Le cinque persone, Massimo Campisano, Fabrizio Francesco Perri e Angelo Tolone tutti e tre di Falerna, Abdellah Cherkoui e Nouredine Ennaoui, sottoposte ad un provvedimento di custodia cautelare agli arresti domiciliari, sono accusate di lesioni aggravate con finalità di odio razziale. Le indagini condotte dal commissariato di Lamezia Terme guidato da Alessandro Tocco, sarebbero ancora in corso per concludere e rendere limpida l’intera vicenda che vede scontrare due diverse versioni: quella del cittadino dominicano e della famiglia e le dichiarazioni dei cinque arrestati.
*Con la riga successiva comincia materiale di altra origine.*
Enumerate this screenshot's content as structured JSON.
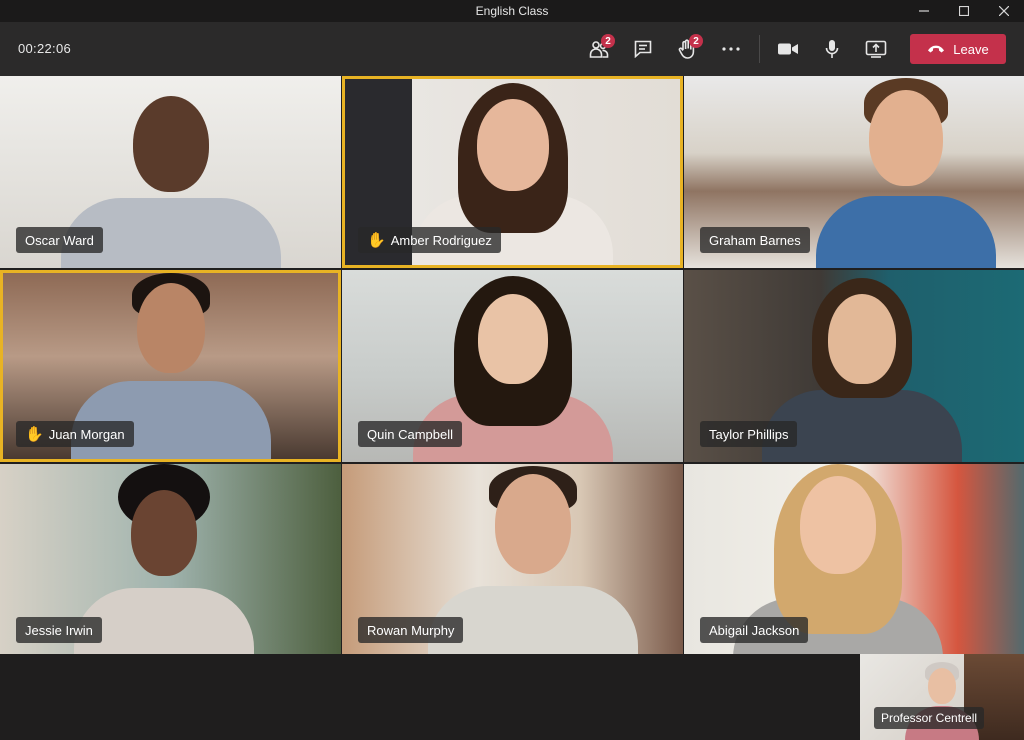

Le vittime sarebbero state ritenute, dal gip, nel loro racconto, "precise e concordanti e prive di contraddizioni con riferimento agli elementi essenziali del fatto e non vi è, pertanto, alcuna ragione per dubitare della attendibilità delle stesse". Il ristoratore e gli arrestati invece avrebbero dato una versione differente nella quale il loro intervento sarebbe avvenuto per sedare l’animo irruento del ragazzo agitato e violento con la compagna. Gli inquirenti parrebbe si stiano concentrando sul materiale video raccolto dalle videocamere posizionate all’esterno del locale, per comprendere l’effettiva dinamica dell’evento. (f.t.)